How much should BP pay for the carelessness that led to the disastrous Deepwater Horizon oil spill in 2010?
Last week the giant oil company, the federal government and some Gulf Coast states started wrangling over that question. The parties gathered in New Orleans to begin a federal civil trial, the first phase of a process that will determine the size of the Clean Water Act fines the company must pay.
If the court finds that BP was merely negligent, the company could pay as much as $3.5 billion in fines. If the judge finds that BP was grossly negligent, the company could have to pay as much as $17.6 billion.
Whatever the figure, it would be on top of the $20 billion to $30 billion that BP already has distributed or committed to pay.
BP is still liable to pay for the environmental injury it caused, according to the results of a process called the Natural Resources Damage Assessment. Gulf states also recently demanded a whopping $34 billion in economic damages. Given all of these, the Economist calculates, BP’s total Deepwater Horizon payout could reach an incredible $90 billion.

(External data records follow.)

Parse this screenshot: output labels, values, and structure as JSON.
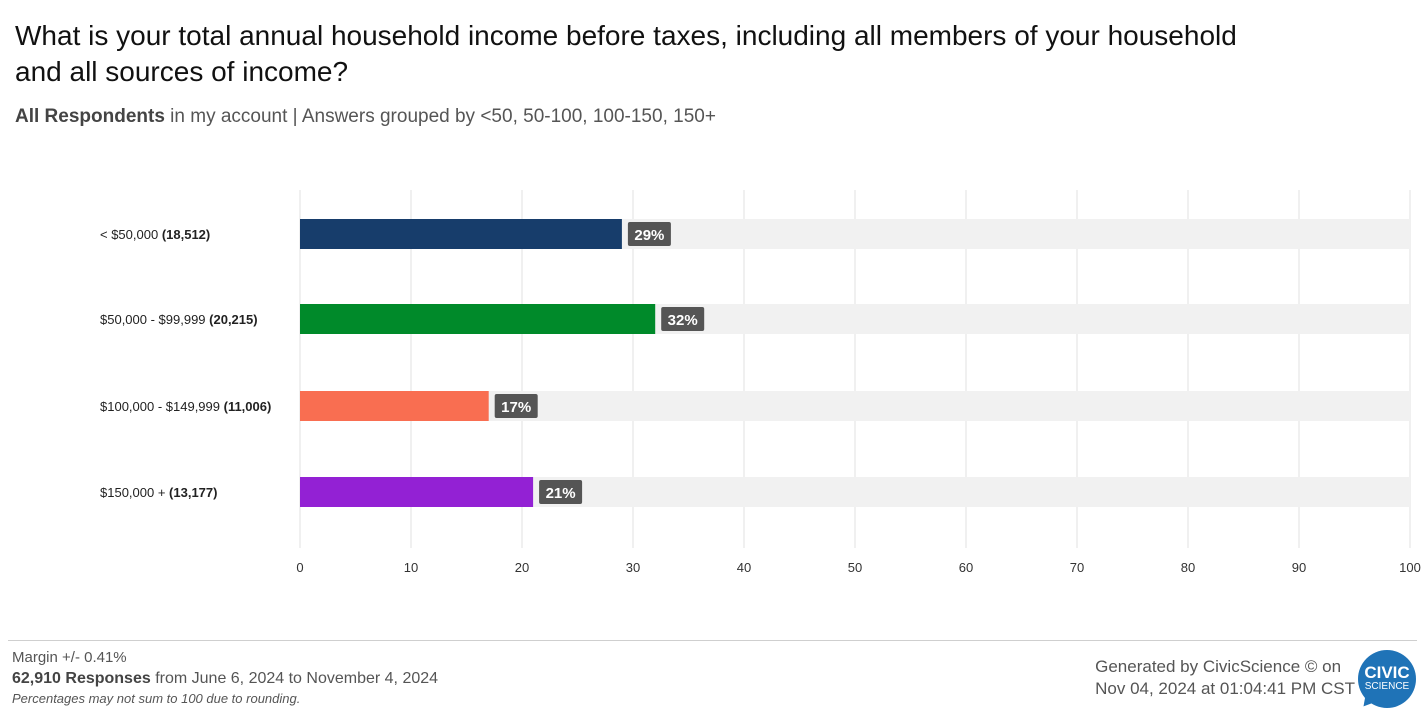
{
  "title": "What is your total annual household income before taxes, including all members of your household and all sources of income?",
  "subtitle": {
    "bold": "All Respondents",
    "rest": " in my account | Answers grouped by <50, 50-100, 100-150, 150+"
  },
  "chart_data": {
    "type": "bar",
    "orientation": "horizontal",
    "categories": [
      "< $50,000",
      "$50,000 - $99,999",
      "$100,000 - $149,999",
      "$150,000 +"
    ],
    "counts": [
      "18,512",
      "20,215",
      "11,006",
      "13,177"
    ],
    "values": [
      29,
      32,
      17,
      21
    ],
    "value_labels": [
      "29%",
      "32%",
      "17%",
      "21%"
    ],
    "colors": [
      "#173d6b",
      "#008a2a",
      "#f96e51",
      "#9321d4"
    ],
    "xlim": [
      0,
      100
    ],
    "xticks": [
      0,
      10,
      20,
      30,
      40,
      50,
      60,
      70,
      80,
      90,
      100
    ],
    "grid": true,
    "xlabel": "",
    "ylabel": ""
  },
  "footer": {
    "margin": "Margin +/- 0.41%",
    "responses_bold": "62,910 Responses",
    "responses_rest": " from June 6, 2024 to November 4, 2024",
    "note": "Percentages may not sum to 100 due to rounding.",
    "generated_line1": "Generated by CivicScience © on",
    "generated_line2": "Nov 04, 2024 at 01:04:41 PM CST"
  },
  "logo": {
    "line1": "CIVIC",
    "line2": "SCIENCE"
  }
}
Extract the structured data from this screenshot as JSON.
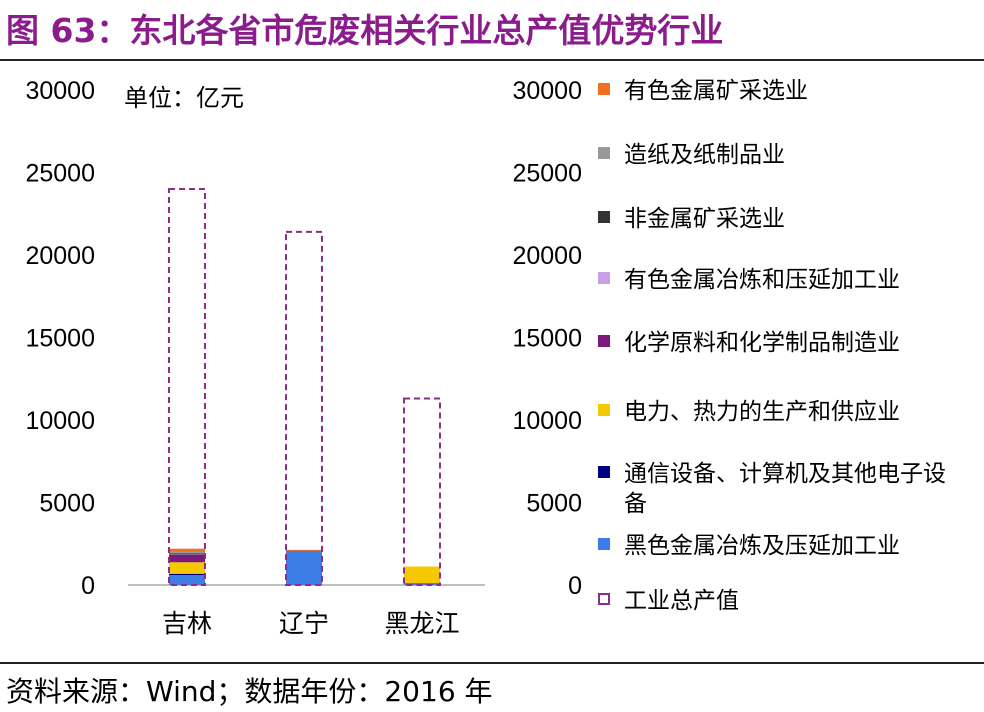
{
  "figure": {
    "title": "图 63：东北各省市危废相关行业总产值优势行业",
    "source": "资料来源：Wind；数据年份：2016 年"
  },
  "chart_data": {
    "type": "bar",
    "stacked": true,
    "categories": [
      "吉林",
      "辽宁",
      "黑龙江"
    ],
    "unit_label": "单位：亿元",
    "ylim": [
      0,
      30000
    ],
    "yticks": [
      0,
      5000,
      10000,
      15000,
      20000,
      25000,
      30000
    ],
    "secondary_yaxis_ticks": [
      0,
      5000,
      10000,
      15000,
      20000,
      25000,
      30000
    ],
    "grid": false,
    "legend_position": "right",
    "series": [
      {
        "name": "黑色金属冶炼及压延加工业",
        "color": "#3d7de8",
        "values": [
          600,
          2100,
          120
        ]
      },
      {
        "name": "通信设备、计算机及其他电子设备",
        "color": "#000080",
        "values": [
          80,
          0,
          0
        ]
      },
      {
        "name": "电力、热力的生产和供应业",
        "color": "#f5c800",
        "values": [
          700,
          0,
          1000
        ]
      },
      {
        "name": "化学原料和化学制品制造业",
        "color": "#7b1a7b",
        "values": [
          450,
          0,
          0
        ]
      },
      {
        "name": "有色金属冶炼和压延加工业",
        "color": "#c9a0e8",
        "values": [
          50,
          0,
          0
        ]
      },
      {
        "name": "非金属矿采选业",
        "color": "#333333",
        "values": [
          30,
          0,
          0
        ]
      },
      {
        "name": "造纸及纸制品业",
        "color": "#999999",
        "values": [
          120,
          0,
          0
        ]
      },
      {
        "name": "有色金属矿采选业",
        "color": "#f07020",
        "values": [
          170,
          30,
          0
        ]
      }
    ],
    "total_series": {
      "name": "工业总产值",
      "color": "#8b2d8b",
      "values": [
        24000,
        21400,
        11300
      ]
    },
    "legend_order": [
      "有色金属矿采选业",
      "造纸及纸制品业",
      "非金属矿采选业",
      "有色金属冶炼和压延加工业",
      "化学原料和化学制品制造业",
      "电力、热力的生产和供应业",
      "通信设备、计算机及其他电子设备",
      "黑色金属冶炼及压延加工业",
      "工业总产值"
    ]
  }
}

A bill anywhere near that large is impossible to justify.
BP must pay to clean up the environmental damage it did. This is important both to ensure that restoration efforts have the funding they need and to avoid encouraging others to take unwarranted risks.
But, in establishing BP’s punishment, federal and state governments shouldn’t try to extract excessive punitive fines. The principle of fairness does not justify treating the company like a piggy bank for gulf-state budgets, discounting the mobilization of men and money the company directed following the spill.